Sra. Huang disse que a obtenção de grandes quantidades de lítio, um elemento essencial nas baterias, pode ser difícil porque a maior parte do metal é processada na China. Ela acrescentou que as regras vão incentivar investimentos em refinarias localizadas nos Estados Unidos. “Este será definitivamente outro incentivo para aumentar a oferta local”, disse Huang.
John DeMaio, CEO da Graphex Technologies, que está construindo uma fábrica em Michigan para processar grafite para baterias, disse que as regras poderiam desacelerar temporariamente as vendas de veículos elétricos, tornando mais difícil a qualificação para o crédito fiscal. Mas acrescentou que isso encorajaria o investimento em fornecedores locais a longo prazo.

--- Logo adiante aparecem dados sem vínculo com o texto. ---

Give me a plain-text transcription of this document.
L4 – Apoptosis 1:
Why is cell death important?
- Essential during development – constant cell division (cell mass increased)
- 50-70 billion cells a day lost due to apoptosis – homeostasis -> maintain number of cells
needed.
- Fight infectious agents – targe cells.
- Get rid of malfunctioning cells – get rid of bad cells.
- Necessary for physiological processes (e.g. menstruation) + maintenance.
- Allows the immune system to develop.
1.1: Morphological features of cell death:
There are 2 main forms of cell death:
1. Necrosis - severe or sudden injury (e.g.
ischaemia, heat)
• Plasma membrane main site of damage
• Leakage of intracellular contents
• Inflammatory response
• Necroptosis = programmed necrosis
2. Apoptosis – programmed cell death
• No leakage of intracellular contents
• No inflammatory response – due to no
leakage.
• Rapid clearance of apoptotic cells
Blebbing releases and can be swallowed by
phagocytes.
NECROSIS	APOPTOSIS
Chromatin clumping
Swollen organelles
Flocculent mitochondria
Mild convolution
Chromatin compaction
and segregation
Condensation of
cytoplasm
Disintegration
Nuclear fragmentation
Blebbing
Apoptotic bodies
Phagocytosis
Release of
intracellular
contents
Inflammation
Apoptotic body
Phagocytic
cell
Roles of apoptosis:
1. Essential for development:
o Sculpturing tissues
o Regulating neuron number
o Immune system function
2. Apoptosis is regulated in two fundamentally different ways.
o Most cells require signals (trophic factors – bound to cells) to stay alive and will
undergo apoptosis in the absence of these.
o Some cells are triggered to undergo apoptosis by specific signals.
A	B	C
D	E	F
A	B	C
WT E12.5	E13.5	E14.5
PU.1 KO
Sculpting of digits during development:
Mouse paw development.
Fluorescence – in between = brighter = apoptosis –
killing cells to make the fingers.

“Pode ser um turbilhão, mas no geral proporciona certeza e clareza para manter as pessoas fora do muro”, disse ele.
As regras ajudarão a avançar os objectivos da administração de construir uma cadeia de abastecimento de energia limpa americana, ao mesmo tempo que reduzem as emissões no sector dos transportes, disse o vice-secretário do Tesouro, Wally Adeyemo, num briefing com jornalistas.
“Essas mudanças levam tempo, mas as empresas estão fazendo investimentos e os americanos estão comprando esses carros”, disse ele.
Durante o ano passado, as empresas investiram 213 mil milhões de dólares na produção e implantação de energia limpa, veículos limpos, eletrificação de edifícios e tecnologia de gestão de carbono nos Estados Unidos, de acordo com o acompanhamento do Rhodium Group e do Centro de Investigação de Política Energética e Ambiental dos EUA. Instituto de Tecnologia de Massachusetts. Isso representa um aumento de 37% em relação ao ano anterior.
No entanto, a indústria global de veículos eléctricos permanece em grande parte ancorada na China, que é o maior fabricante e exportador mundial de veículos eléctricos. A China produz cerca de dois terços das células de bateria do mundo e refina a maioria dos metais essenciais para o funcionamento de um carro elétrico.
As regras também impedem que os fabricantes de automóveis obtenham o níquel utilizado nas suas baterias na Rússia, que é um dos maiores produtores mundiais de níquel.
Um desafio para os fabricantes de automóveis é desenvolver sistemas para rastrear todos os componentes das suas baterias através de uma cadeia de abastecimento longa e muitas vezes opaca.
O Departamento do Tesouro disse que os veículos informados incorretamente serão deduzidos da elegibilidade da montadora para créditos fiscais, e as montadoras que cometerem fraude ou ignorarem intencionalmente as regras poderão ser consideradas inelegíveis para o crédito no futuro.